Eat, love and pray to get out of the traffic

I saw something that I really wished I hadn’t seen as I walked the beach of Kuta yesterday.

Yes it was a woman lying in the sun reading Eat, Love, Pray.

As everybody in the world knows the book and film of the same name was partly set in Bali.

And floods of divorced and single women have rushed to Ubud, the “cultured” and “spiritual” town in the mountains, ever since to have their fortunes told and their problems solved by the toothless healer also depicted in the book and film.

They are probably hoping to meet a Balinese prince who will dress them in a sarong and kebaya and marry them in his local temple. Why is it that every second foreign woman you meet here is married to a prince? There’s so many princes there’s no room for the commoners.

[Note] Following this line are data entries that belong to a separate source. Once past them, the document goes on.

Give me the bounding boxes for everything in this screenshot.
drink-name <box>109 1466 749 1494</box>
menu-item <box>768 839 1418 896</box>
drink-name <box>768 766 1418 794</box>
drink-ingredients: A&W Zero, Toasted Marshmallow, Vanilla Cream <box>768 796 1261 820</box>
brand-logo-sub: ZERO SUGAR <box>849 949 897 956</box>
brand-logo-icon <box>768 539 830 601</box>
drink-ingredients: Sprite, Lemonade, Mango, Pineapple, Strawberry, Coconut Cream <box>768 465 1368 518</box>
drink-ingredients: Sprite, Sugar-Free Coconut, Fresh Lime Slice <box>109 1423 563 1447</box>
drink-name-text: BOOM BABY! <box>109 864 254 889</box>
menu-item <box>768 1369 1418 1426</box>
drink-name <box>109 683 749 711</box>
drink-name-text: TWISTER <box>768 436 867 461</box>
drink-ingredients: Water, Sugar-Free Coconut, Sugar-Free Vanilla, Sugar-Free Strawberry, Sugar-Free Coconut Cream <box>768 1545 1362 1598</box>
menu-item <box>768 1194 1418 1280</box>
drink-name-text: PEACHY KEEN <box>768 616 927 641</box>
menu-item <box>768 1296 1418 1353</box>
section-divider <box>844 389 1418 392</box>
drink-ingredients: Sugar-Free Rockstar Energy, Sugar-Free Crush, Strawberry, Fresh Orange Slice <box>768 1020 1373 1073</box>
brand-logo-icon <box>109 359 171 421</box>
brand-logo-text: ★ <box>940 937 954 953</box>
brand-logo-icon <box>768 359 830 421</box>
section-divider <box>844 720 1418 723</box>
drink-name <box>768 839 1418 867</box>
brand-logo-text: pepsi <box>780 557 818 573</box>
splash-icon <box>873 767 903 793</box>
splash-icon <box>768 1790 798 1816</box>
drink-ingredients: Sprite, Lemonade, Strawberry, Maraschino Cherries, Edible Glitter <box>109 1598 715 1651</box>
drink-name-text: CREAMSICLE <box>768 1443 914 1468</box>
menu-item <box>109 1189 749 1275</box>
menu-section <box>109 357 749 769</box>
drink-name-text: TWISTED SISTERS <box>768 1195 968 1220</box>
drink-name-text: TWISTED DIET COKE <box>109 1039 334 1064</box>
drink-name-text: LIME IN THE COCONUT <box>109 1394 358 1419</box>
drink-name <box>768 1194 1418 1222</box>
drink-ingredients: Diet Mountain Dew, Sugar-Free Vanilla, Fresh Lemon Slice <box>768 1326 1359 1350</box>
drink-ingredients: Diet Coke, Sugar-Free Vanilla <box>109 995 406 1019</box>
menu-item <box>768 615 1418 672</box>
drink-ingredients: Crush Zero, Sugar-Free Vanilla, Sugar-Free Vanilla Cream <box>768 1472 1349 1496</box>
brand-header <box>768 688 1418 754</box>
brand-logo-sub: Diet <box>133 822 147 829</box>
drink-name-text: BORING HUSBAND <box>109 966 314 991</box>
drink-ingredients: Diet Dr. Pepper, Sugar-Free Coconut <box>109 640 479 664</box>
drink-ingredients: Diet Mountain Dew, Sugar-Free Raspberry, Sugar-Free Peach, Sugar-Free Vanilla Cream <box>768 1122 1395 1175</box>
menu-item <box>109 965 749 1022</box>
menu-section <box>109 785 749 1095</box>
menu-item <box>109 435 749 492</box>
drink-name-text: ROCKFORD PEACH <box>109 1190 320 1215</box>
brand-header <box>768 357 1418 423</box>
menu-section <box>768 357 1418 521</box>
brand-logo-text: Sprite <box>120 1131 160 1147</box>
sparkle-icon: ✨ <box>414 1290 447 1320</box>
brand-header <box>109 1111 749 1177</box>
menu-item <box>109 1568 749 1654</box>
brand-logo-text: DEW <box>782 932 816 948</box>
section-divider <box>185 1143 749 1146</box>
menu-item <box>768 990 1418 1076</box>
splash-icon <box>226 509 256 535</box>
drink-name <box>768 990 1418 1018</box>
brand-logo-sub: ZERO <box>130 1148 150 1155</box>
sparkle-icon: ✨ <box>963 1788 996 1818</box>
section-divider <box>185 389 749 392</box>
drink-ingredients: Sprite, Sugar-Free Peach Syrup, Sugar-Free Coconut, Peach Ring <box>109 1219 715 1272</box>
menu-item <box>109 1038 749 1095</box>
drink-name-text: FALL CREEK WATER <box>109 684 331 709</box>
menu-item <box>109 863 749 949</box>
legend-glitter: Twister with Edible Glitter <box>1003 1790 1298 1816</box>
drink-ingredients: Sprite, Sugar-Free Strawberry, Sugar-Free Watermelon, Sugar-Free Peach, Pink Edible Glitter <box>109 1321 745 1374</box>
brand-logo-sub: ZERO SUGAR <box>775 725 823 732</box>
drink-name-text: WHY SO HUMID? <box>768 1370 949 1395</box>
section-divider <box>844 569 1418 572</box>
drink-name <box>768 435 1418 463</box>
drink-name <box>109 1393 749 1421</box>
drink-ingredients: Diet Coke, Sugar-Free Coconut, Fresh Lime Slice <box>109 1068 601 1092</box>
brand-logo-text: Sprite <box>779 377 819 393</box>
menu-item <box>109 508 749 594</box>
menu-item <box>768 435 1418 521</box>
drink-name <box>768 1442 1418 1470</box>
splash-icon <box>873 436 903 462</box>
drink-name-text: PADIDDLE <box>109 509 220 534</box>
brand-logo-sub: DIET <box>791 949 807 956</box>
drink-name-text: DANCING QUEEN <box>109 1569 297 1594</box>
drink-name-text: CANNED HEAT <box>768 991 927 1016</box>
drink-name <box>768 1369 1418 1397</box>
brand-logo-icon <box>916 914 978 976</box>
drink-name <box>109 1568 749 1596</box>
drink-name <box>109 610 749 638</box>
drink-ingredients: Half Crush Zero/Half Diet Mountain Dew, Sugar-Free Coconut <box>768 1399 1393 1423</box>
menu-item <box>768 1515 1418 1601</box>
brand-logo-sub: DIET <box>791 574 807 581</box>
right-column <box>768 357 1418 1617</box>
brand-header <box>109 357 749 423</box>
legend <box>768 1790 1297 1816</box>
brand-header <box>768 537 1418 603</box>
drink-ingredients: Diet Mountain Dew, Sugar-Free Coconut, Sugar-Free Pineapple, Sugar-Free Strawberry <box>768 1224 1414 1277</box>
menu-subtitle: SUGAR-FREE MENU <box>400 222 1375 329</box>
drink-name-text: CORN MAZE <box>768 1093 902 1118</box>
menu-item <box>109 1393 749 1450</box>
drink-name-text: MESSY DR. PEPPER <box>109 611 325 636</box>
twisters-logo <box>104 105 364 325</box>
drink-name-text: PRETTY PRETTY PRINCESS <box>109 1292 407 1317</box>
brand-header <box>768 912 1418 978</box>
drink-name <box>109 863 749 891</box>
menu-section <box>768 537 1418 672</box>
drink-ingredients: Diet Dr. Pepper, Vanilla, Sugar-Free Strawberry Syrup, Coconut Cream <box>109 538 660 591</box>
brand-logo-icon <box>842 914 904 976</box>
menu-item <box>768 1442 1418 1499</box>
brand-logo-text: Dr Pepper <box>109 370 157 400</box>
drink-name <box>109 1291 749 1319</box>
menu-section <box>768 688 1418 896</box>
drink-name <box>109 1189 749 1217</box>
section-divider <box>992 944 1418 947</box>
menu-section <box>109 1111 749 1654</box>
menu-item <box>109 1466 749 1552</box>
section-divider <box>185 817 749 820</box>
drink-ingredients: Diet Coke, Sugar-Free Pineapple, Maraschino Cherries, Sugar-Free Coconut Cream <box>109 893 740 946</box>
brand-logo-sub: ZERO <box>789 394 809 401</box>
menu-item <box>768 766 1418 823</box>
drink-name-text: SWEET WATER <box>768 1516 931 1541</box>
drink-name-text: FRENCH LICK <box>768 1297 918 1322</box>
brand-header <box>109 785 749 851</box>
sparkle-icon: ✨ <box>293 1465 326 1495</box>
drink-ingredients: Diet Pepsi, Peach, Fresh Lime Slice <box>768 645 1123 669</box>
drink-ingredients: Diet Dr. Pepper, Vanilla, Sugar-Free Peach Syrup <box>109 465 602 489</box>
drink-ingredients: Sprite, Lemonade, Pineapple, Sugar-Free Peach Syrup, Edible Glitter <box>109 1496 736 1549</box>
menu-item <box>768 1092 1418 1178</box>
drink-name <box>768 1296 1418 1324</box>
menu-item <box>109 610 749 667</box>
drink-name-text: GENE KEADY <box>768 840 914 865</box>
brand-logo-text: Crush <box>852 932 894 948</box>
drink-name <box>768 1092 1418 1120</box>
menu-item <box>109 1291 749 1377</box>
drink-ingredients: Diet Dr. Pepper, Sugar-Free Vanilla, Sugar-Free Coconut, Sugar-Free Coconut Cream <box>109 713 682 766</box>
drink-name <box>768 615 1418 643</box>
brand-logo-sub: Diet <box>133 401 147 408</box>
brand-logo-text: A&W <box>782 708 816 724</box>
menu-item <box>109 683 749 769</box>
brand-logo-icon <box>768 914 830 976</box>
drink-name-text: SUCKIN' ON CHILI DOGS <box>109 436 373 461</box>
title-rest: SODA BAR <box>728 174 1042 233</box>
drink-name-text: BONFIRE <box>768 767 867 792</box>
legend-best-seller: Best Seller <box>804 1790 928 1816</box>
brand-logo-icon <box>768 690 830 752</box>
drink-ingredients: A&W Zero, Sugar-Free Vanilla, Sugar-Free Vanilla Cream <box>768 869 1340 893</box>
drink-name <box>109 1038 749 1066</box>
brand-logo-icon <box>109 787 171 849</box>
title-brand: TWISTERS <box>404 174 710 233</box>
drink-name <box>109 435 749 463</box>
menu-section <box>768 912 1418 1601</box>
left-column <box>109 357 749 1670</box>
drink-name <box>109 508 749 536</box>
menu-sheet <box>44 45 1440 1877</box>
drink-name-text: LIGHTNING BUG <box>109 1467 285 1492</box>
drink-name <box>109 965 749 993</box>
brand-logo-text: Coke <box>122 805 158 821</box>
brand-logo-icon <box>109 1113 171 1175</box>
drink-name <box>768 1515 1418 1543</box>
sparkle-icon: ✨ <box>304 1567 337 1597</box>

Julia Roberts might have ridden around on a bicycle in the movie but I wouldn’t recommend it in the bumper to bumper traffic that now besets the island of the Gods.

Sitting on a bike drinking in truck fumes is not my idea of Paradise. And how many Maccas, circle Ks and Starbucks does Bali really need? Let alone giant hotels and shopping malls.

Yet only a few metres away you can enjoy the late afternoon sun at a warung right on the beach, drinking Bintangs and eating tipat cantok while watching the fishermen come in from the sea loaded with fish they throw straight on the coals.

We’re heading to the Ubud Writers and Readers Festival tomorrow. Hope we don’t run into too many princes, healers or women looking for luuuuve there. But I’m looking forward to the babi gulung.

Bali is a land of contrasts – and that’s the beauty of it.